One is to observe that $$(1-x)\sum_{n=0}^{\infty}x^n = \sum_{n=0}^{\infty}(x^n - x^{n+1}) = 1 + \sum_{n=1}^{\infty}x^n(1 - 1) = 1.$$ So $(1-x)$ and the sum, when multiplied, give $1$, so each is the inverse of the other.

You can also derive this inverse, via the definition of $A(x)^{-1}$ when $A$ is a generating function. The inverse of a generating function $A(x) = \sum_{n=0}^{\infty} a_n x^n$, with $a_0 \neq 0$, is defined as $B(x) = \sum_{n=0}^{\infty}b_nx^n$ such that $1 = A(x)B(x)$. Note that the product $A(x)B(x)$ is defined as $C(x) = \sum_{n=0}^{\infty} c_nx^n$ with $c_n = \sum_{k=0}^{n} a_kb_{n-k}$.

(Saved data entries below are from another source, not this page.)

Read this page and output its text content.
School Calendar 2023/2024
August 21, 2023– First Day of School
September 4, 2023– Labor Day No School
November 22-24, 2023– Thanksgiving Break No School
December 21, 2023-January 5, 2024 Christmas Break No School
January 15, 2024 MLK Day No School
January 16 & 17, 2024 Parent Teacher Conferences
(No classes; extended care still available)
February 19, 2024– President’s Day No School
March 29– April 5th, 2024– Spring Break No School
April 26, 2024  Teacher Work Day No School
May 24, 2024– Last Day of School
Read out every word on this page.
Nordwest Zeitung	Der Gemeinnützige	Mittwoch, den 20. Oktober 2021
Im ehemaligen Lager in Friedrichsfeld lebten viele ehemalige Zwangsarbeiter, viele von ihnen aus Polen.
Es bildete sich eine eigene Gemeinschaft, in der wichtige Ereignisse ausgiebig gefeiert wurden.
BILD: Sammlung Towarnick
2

So in this case, with $A(x) = (1-x)$ so that $a_0 = 1$ and $a_1 = -1$, we want:

$$1 = c_0 = a_0b_0 = 1b_0 \implies b_0 = 1,$$

$$0 = c_1 = a_0b_1 + a_1b_0 = b_1 - 1 \implies b_1 = 1,$$

$$0 = c_2 = a_0b_2 + a_1b_1 + a_2b_0 = b_2 - 1 + 0 \implies b_2 = 1,$$

$$0 = c_3 = a_0b_3 + a_1b_2 + a_2b_1 + a_3b_0 = b_3 - 1 + 0 + 0 \implies b_3 = 1,$$

and similarly you can prove by induction that $b_n = 1$ for all $n$, giving that $B(x) = \sum_{n=0}^{\infty} 1x^n$, so

$$(1-x)^{-1} = \sum_{n=0}^{\infty} x^n.$$